Starting from the Montpellier airport we went through the usual suffering on leg-room-is-for-losers QueasyJet and landed at Gatwick, south of London at about 5. We checked no bags but still needed a half hour to get through immigration and customs. Then it was another half hour on the Gatwick Express, into Victoria Station in London, followed by a cab ride to the southside hotel, and our chances of making a 7:30 curtain were starting to dim.

We got Underground directions from the front desk of the expensive little/old hotel (all London hotels are expensive), and were outside the Dominion Theater (opened in 1929 as a movie theater) after five subway stops (and one change).

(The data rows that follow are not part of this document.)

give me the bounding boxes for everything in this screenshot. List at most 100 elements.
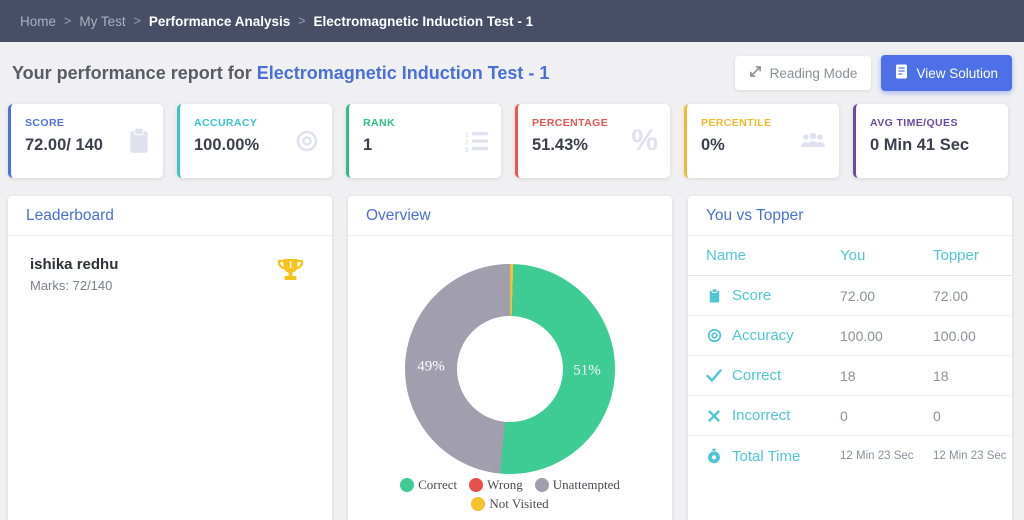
- row-label-correct: Correct: [706, 367, 840, 384]
- leaderboard-entry-text: ishika redhu Marks: 72/140: [30, 256, 118, 293]
- page-title: Your performance report for Electromagne…: [12, 63, 549, 84]
- document-icon: [895, 64, 908, 82]
- page-title-test-name: Electromagnetic Induction Test - 1: [256, 62, 550, 83]
- reading-mode-button[interactable]: Reading Mode: [734, 56, 872, 90]
- chart-legend: Correct Wrong Unattempted Not Visited: [348, 477, 672, 512]
- clipboard-icon: [706, 287, 722, 304]
- target-icon: [294, 128, 320, 154]
- breadcrumb-separator: >: [133, 14, 141, 28]
- x-icon: [706, 409, 722, 422]
- accuracy-you-value: 100.00: [840, 327, 883, 344]
- legend-item-wrong[interactable]: Wrong: [469, 477, 523, 493]
- legend-swatch-unattempted: [534, 478, 549, 492]
- donut-label-unattempted: 49%: [417, 358, 445, 375]
- column-header-you: You: [840, 247, 866, 264]
- legend-item-unattempted[interactable]: Unattempted: [534, 477, 620, 493]
- leaderboard-entry-marks: Marks: 72/140: [30, 278, 113, 293]
- breadcrumb-separator: >: [298, 14, 306, 28]
- legend-swatch-correct: [400, 478, 415, 492]
- donut-hole: [457, 316, 563, 422]
- total-time-you-value: 12 Min 23 Sec: [840, 450, 914, 462]
- clipboard-icon: [127, 127, 151, 155]
- breadcrumb-my-test[interactable]: My Test: [79, 14, 125, 29]
- legend-item-not-visited[interactable]: Not Visited: [471, 496, 549, 512]
- legend-label-wrong: Wrong: [487, 477, 523, 492]
- comparison-header-row: Name You Topper: [688, 236, 1012, 276]
- leaderboard-entry-name: ishika redhu: [30, 256, 119, 273]
- svg-text:1: 1: [465, 132, 469, 139]
- check-icon: [706, 369, 722, 382]
- column-header-name: Name: [706, 247, 747, 264]
- rank-card: RANK 1 123: [346, 104, 501, 178]
- overview-title: Overview: [366, 207, 431, 224]
- legend-swatch-not-visited: [471, 497, 486, 511]
- score-you-value: 72.00: [840, 287, 876, 304]
- legend-label-correct: Correct: [418, 477, 458, 492]
- legend-row: Not Visited: [348, 496, 672, 512]
- divider: [348, 235, 672, 236]
- trophy-icon: 1: [275, 256, 306, 291]
- header-actions: Reading Mode View Solution: [734, 55, 1012, 91]
- percentage-card: PERCENTAGE 51.43% %: [515, 104, 670, 178]
- correct-you-value: 18: [840, 367, 856, 384]
- row-label-text: Incorrect: [732, 407, 791, 424]
- score-topper-value: 72.00: [933, 287, 969, 304]
- legend-label-unattempted: Unattempted: [552, 477, 620, 492]
- comparison-table: Name You Topper Score 72.00 72.00 Accura…: [688, 236, 1012, 476]
- accuracy-card: ACCURACY 100.00%: [177, 104, 332, 178]
- table-row-total-time: Total Time 12 Min 23 Sec 12 Min 23 Sec: [688, 436, 1012, 476]
- avg-time-value: 0 Min 41 Sec: [870, 136, 970, 154]
- row-label-text: Score: [732, 287, 772, 304]
- stopwatch-icon: [706, 448, 722, 464]
- row-label-incorrect: Incorrect: [706, 407, 840, 424]
- donut-label-correct: 51%: [573, 362, 601, 379]
- breadcrumb-current-test: Electromagnetic Induction Test - 1: [313, 13, 534, 29]
- svg-text:1: 1: [288, 260, 293, 270]
- panels-row: Leaderboard ishika redhu Marks: 72/140 1…: [0, 196, 1024, 520]
- overview-panel: Overview 49% 51% Correct Wrong Unattempt…: [348, 196, 672, 520]
- you-vs-topper-panel: You vs Topper Name You Topper Score 72.0…: [688, 196, 1012, 520]
- expand-arrows-icon: [749, 65, 762, 81]
- you-vs-topper-title: You vs Topper: [706, 207, 804, 224]
- avg-time-card: AVG TIME/QUES 0 Min 41 Sec: [853, 104, 1008, 178]
- table-row-incorrect: Incorrect 0 0: [688, 396, 1012, 436]
- row-label-score: Score: [706, 287, 840, 304]
- svg-text:3: 3: [465, 147, 469, 152]
- incorrect-you-value: 0: [840, 407, 848, 424]
- people-group-icon: [799, 131, 827, 151]
- row-label-text: Correct: [732, 367, 782, 384]
- legend-swatch-wrong: [469, 478, 484, 492]
- overview-donut-chart[interactable]: 49% 51%: [405, 264, 615, 474]
- row-label-accuracy: Accuracy: [706, 327, 840, 344]
- stat-cards-row: SCORE 72.00/ 140 ACCURACY 100.00% RANK 1…: [0, 104, 1024, 178]
- rank-label: RANK: [363, 117, 395, 129]
- breadcrumb-bar: Home > My Test > Performance Analysis > …: [0, 0, 1024, 42]
- row-label-total-time: Total Time: [706, 448, 840, 465]
- svg-text:2: 2: [465, 140, 469, 147]
- accuracy-topper-value: 100.00: [933, 327, 976, 344]
- page-title-prefix: Your performance report for: [12, 62, 257, 83]
- column-header-topper: Topper: [933, 247, 979, 264]
- leaderboard-entry: ishika redhu Marks: 72/140 1: [8, 236, 332, 293]
- breadcrumb-home[interactable]: Home: [20, 14, 56, 29]
- incorrect-topper-value: 0: [933, 407, 941, 424]
- table-row-correct: Correct 18 18: [688, 356, 1012, 396]
- leaderboard-title: Leaderboard: [26, 207, 114, 224]
- total-time-topper-value: 12 Min 23 Sec: [933, 450, 1007, 462]
- breadcrumb-performance-analysis[interactable]: Performance Analysis: [149, 14, 290, 29]
- ranked-list-icon: 123: [465, 130, 489, 154]
- table-row-score: Score 72.00 72.00: [688, 276, 1012, 316]
- target-icon: [706, 328, 722, 343]
- avg-time-label: AVG TIME/QUES: [870, 117, 958, 129]
- legend-item-correct[interactable]: Correct: [400, 477, 457, 493]
- legend-label-not-visited: Not Visited: [489, 496, 549, 511]
- correct-topper-value: 18: [933, 367, 949, 384]
- table-row-accuracy: Accuracy 100.00 100.00: [688, 316, 1012, 356]
- row-label-text: Total Time: [732, 447, 801, 465]
- breadcrumb-separator: >: [64, 14, 72, 28]
- percentile-card: PERCENTILE 0%: [684, 104, 839, 178]
- legend-row: Correct Wrong Unattempted: [348, 477, 672, 493]
- percentile-label: PERCENTILE: [701, 117, 772, 129]
- score-card: SCORE 72.00/ 140: [8, 104, 163, 178]
- view-solution-button[interactable]: View Solution: [881, 55, 1012, 91]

We went through security (terror is not unknown, in London) and joined the queue for purchasing tickets, got those for 29 pounds (about $37 dollars under the more favorable post-Brexit exchange rates) and were in our soft seats 10 minutes before curtain. Too easy.

We saw An American in Paris, which is based on the 1951 movie of the same name which, in turn, was based on the 1928 symphonic poem (of the same name) by George Gershwin.

The current play features several themes from Gershwin’s piece, with lyrics added by his brother Ira, some other Gershwin songs snatched from other work — and adds some clever scenery and wardrobe flourishes.

Mostly, though, it is about dancing. Madcap, nearly nonstop dancing, led by Robert Fairchild, a GI turned Parisian artist, who spends most of three hours spinning or lifting or leaping, with a high level of grace, even for a principal of the New York City Ballet.

It is fair to wonder how Fairchild gets through a show without spraining or snapping something. Well, actually, you wonder it for just about everyone in the cast.

(Also, dancers … when they do the same routines in every show, does it get dull? Is it enough to get paid for dancing, or would it be more fun if you didn’t do the same exact dance numbers night after night? Is it the artistic cousin of assembly-line work? Just wondering.)

The Gershwin tunes, familiar to many of us on the high side of age 50, give the show some familiarity and provide some of the structure for what is otherwise a fairly flimsy plot.

With intermission pushing the show to three hours, the patience of some of the viewers was tested; some left during the break.

I liked it. As The Guardian’s review put it: The show “not only offers an eclectic range of Gershwin songs but is also a riot of color and movement”.

So, out into the London night where even on May 3 the mercury could not stay on the high side of 50 degrees Fahrenheit under the thick layer of clouds, a bit of snack (to take the place of dinner) at an all-night diner a block away, and back to the hotel, getting lost only once. OK, twice.

Tomorrow, a museum and another musical. As one does, in London.